Il existe certaines preuves que les autorités étaient au courant de sa présence au Canada, mais il ressort clairement de la chaîne d'événements qu'il n'y avait aucun élément de preuve quant au plan particulier qu'il échafaudait à l'époque. Nous avons eu de la chance que les autorités américaines aient pu l'arrêter alors qu'il traversait la frontière pour se rendre aux États-Unis.

De façon plus générale, il y a en place des procédures en vue de travailler avec les autres agences d'exécution de la loi. Le Service canadien du renseignement de sécurité est chargé d'identifier les personnes susceptibles de poser une menace pour le Canada et pour notre sécurité nationale ou pour d'autres endroits du globe, et le mécanisme d'échange d'informations et de renseignements sont en place pour veiller à ce que ces agences qui ont pour obligation d'être au courant de certaines activités y soient sensibilisées rapidement.

Mes homologues au SCRS, que vous allez recevoir, vont vous expliquer qu'il y a un certain nombre de personnes qui ont été identifiées par le service, ensuite de quoi la GRC est dans certains cas intervenue à différentes étapes et à différents degrés, le tout débouchant sur l'arrestation des intéressés ou sur le démantèlement de leurs activités. Dans certains cas, grâce au processus d'immigration, ces éléments ont été expulsés du Canada.

Le sénateur Banks: Le cas de M. Ressam était-il très différent? Sommes-nous suffisamment assidus? Y a-t-il des entraves quant à la façon dont vous pouvez appréhender des personnes comme M. Ressam? Je le cite en tant qu'exemple tout simplement parce que son cas est flagrant.

Doit-on penser qu'il y a au pays un nombre important de personnes comme M. Ressam, dont nous ne savons que peu de choses ou qui ne se sont pas suffisamment connaître et qui s'adonnent à des activités auxquelles nous ne pouvons rien parce que nous ne sommes pas suffisamment au courant? Est-ce parce que nous n'avons pas la certitude qu'elles ont apporté avec elles le matériel nécessaire à la fabrication de bombes?

Le surintendant Pilgrim: Premièrement, en ce qui concerne la participation de la GRC, il faut qu'il y ait activité criminelle ou suspicion d'activité criminelle pour que nous intervenions.

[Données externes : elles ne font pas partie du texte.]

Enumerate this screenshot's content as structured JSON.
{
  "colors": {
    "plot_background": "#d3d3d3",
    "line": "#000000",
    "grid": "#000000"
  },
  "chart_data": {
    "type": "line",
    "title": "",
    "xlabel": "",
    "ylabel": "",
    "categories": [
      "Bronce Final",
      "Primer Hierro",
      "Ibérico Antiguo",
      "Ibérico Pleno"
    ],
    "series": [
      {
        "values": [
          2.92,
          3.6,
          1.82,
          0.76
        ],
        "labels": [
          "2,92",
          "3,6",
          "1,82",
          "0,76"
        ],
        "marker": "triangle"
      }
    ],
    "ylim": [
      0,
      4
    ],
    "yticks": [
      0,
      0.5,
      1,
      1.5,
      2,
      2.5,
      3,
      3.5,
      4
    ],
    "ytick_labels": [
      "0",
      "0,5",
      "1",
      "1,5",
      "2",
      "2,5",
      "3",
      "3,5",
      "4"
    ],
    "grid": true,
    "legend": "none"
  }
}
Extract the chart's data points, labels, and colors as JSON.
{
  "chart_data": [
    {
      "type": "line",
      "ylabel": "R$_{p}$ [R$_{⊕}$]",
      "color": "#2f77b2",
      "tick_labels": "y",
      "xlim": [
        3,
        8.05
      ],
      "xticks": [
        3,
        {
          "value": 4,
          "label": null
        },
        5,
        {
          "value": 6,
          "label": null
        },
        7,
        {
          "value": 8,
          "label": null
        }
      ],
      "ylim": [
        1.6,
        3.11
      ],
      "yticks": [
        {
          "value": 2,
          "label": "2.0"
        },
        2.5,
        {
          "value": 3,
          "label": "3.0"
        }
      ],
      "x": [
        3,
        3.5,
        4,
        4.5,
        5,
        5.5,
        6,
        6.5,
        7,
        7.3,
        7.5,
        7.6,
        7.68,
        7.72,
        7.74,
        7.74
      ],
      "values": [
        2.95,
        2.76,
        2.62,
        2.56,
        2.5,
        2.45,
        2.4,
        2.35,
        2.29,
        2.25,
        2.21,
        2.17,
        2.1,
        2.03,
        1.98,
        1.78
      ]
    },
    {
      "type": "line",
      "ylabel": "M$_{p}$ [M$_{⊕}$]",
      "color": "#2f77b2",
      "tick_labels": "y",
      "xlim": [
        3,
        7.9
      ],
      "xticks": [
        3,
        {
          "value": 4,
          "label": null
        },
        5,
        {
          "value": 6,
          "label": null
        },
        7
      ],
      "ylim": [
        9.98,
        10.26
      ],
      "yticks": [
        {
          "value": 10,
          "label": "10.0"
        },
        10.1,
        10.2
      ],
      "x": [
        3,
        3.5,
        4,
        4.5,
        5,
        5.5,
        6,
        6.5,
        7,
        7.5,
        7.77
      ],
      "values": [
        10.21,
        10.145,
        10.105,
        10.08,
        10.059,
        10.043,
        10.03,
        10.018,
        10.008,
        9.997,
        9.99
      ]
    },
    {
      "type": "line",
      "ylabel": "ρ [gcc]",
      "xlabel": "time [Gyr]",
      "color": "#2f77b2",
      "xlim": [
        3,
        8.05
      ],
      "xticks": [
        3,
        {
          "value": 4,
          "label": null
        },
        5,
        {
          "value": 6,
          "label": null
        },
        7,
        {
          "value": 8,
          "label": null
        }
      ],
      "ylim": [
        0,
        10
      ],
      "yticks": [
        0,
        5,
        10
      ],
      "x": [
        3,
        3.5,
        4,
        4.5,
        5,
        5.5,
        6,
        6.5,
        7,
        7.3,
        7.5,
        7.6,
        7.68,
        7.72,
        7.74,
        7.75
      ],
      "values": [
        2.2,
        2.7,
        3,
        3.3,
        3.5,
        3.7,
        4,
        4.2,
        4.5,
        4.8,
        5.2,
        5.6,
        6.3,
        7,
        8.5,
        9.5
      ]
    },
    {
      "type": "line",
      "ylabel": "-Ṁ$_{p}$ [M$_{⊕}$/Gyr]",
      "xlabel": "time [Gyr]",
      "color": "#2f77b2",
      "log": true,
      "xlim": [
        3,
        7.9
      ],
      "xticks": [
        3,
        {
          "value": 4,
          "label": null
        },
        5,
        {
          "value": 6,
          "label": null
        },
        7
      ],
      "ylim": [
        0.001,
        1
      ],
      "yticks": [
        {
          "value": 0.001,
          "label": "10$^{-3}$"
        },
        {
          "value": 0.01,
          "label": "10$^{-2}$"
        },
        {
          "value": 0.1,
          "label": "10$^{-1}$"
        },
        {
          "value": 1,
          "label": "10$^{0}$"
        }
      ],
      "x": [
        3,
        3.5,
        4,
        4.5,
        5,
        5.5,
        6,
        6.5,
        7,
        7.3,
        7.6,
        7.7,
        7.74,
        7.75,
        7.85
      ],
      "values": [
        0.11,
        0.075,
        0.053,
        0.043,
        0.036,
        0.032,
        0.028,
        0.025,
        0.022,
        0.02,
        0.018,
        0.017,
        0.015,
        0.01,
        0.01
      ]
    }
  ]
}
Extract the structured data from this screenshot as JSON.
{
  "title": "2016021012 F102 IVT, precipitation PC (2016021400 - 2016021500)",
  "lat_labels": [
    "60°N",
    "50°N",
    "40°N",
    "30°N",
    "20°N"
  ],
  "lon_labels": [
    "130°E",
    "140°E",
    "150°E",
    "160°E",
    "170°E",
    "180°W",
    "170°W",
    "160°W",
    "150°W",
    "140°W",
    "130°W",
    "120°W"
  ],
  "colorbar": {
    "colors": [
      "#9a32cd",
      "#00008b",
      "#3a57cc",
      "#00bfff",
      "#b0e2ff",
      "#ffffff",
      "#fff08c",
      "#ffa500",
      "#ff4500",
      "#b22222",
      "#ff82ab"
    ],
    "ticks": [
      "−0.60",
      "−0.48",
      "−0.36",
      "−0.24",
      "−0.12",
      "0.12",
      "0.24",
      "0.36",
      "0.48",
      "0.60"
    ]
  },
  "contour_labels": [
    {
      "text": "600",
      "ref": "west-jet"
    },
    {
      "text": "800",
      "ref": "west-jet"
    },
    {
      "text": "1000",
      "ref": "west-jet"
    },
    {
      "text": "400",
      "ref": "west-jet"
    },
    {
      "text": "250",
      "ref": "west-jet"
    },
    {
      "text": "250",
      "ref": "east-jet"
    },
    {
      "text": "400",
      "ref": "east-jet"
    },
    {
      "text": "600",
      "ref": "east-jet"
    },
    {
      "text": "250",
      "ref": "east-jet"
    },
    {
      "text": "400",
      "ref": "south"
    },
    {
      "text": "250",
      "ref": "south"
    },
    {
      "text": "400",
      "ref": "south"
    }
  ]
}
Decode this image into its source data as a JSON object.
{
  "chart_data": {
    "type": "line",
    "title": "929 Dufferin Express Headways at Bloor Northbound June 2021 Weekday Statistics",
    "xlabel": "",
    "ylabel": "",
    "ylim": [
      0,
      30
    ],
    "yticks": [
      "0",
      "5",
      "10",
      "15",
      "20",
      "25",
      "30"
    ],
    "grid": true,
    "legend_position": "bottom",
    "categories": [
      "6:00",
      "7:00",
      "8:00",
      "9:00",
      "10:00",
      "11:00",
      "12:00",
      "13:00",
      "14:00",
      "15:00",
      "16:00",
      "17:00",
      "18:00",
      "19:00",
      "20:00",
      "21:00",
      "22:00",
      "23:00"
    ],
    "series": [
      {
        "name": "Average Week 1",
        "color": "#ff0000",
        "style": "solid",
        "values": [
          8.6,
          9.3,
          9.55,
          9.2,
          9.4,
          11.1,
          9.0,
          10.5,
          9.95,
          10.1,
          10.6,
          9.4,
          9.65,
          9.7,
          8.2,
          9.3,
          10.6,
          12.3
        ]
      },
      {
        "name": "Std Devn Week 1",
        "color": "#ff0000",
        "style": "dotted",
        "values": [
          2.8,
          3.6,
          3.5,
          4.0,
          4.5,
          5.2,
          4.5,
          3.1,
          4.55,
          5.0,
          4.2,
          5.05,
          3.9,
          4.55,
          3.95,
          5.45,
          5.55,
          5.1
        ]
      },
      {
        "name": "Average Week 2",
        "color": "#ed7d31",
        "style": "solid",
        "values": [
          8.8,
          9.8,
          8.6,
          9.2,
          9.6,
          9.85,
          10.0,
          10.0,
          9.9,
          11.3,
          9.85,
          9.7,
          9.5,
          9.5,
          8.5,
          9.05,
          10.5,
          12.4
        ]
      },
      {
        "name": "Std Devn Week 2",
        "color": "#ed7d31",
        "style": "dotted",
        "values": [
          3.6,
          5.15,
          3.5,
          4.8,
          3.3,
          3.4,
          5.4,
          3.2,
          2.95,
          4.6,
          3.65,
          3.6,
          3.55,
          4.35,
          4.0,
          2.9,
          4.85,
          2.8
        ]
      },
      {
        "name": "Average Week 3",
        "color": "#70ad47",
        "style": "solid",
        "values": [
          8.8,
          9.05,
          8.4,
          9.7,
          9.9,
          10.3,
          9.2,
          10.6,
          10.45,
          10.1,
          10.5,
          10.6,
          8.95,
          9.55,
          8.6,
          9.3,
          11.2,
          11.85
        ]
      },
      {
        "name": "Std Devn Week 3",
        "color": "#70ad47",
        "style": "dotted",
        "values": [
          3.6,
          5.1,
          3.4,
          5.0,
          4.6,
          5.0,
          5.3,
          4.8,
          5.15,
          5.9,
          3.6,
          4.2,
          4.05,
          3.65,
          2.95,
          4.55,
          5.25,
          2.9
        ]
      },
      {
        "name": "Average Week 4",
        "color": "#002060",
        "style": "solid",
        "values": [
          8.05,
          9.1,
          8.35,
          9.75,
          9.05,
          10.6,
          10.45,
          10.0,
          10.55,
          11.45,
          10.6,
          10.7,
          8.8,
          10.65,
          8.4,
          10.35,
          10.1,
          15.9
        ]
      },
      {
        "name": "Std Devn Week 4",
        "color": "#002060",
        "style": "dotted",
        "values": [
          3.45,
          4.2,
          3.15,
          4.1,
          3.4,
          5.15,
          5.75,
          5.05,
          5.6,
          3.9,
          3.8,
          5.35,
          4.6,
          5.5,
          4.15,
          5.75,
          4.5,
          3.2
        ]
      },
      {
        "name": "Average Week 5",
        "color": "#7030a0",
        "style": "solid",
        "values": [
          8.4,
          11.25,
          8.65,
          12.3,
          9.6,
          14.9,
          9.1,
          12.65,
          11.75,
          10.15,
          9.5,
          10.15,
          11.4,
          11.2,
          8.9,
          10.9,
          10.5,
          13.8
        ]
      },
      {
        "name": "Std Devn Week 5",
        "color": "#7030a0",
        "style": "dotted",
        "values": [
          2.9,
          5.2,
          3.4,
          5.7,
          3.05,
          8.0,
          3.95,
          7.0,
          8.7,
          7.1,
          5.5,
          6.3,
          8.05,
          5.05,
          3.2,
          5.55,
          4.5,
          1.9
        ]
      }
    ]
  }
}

Le sénateur Banks: Comme par exemple une bombe?

Le surintendant Pilgrim: Il nous faut disposer d'informations ou de renseignements selon lesquels il y a une telle activité. Faute de cela, dans bien des cas il est difficile pour nous de déterminer ce qui se passe.

Le sénateur Banks: Dans le cas précis que j'ai évoqué, savez-vous ou pouvez-vous nous dire si l'on disposait de pareils renseignements?

Le surintendant Pilgrim: Je peux vous dire que nous n'étions pas au courant de la conspiration visant la construction d'une bombe avant l'arrestation.

Le sénateur Banks: Je pense que vous étiez dans la salle lorsque nous avons parlé de l'accès légal au courrier. Vous avez vous aussi fait état de cela dans votre exposé. J'aimerais porter à votre attention le fait que tout envoi postal supérieur à une certaine taille et un certain poids est apparemment souvent ouvert à la demande de divers services de sécurité, dont la GRC, sans qu'il y ait eu au préalable obtention d'une autorisation de la cour. Les articles de courrier qui dépassent un certain poids et(ou) une certaine taille peuvent être ouverts si et quand le SCRS, l'Agence des douanes et du revenu du Canada ou la GRC pense qu'il y aurait peut-être lieu de jeter un coup d'oeil sur le contenu.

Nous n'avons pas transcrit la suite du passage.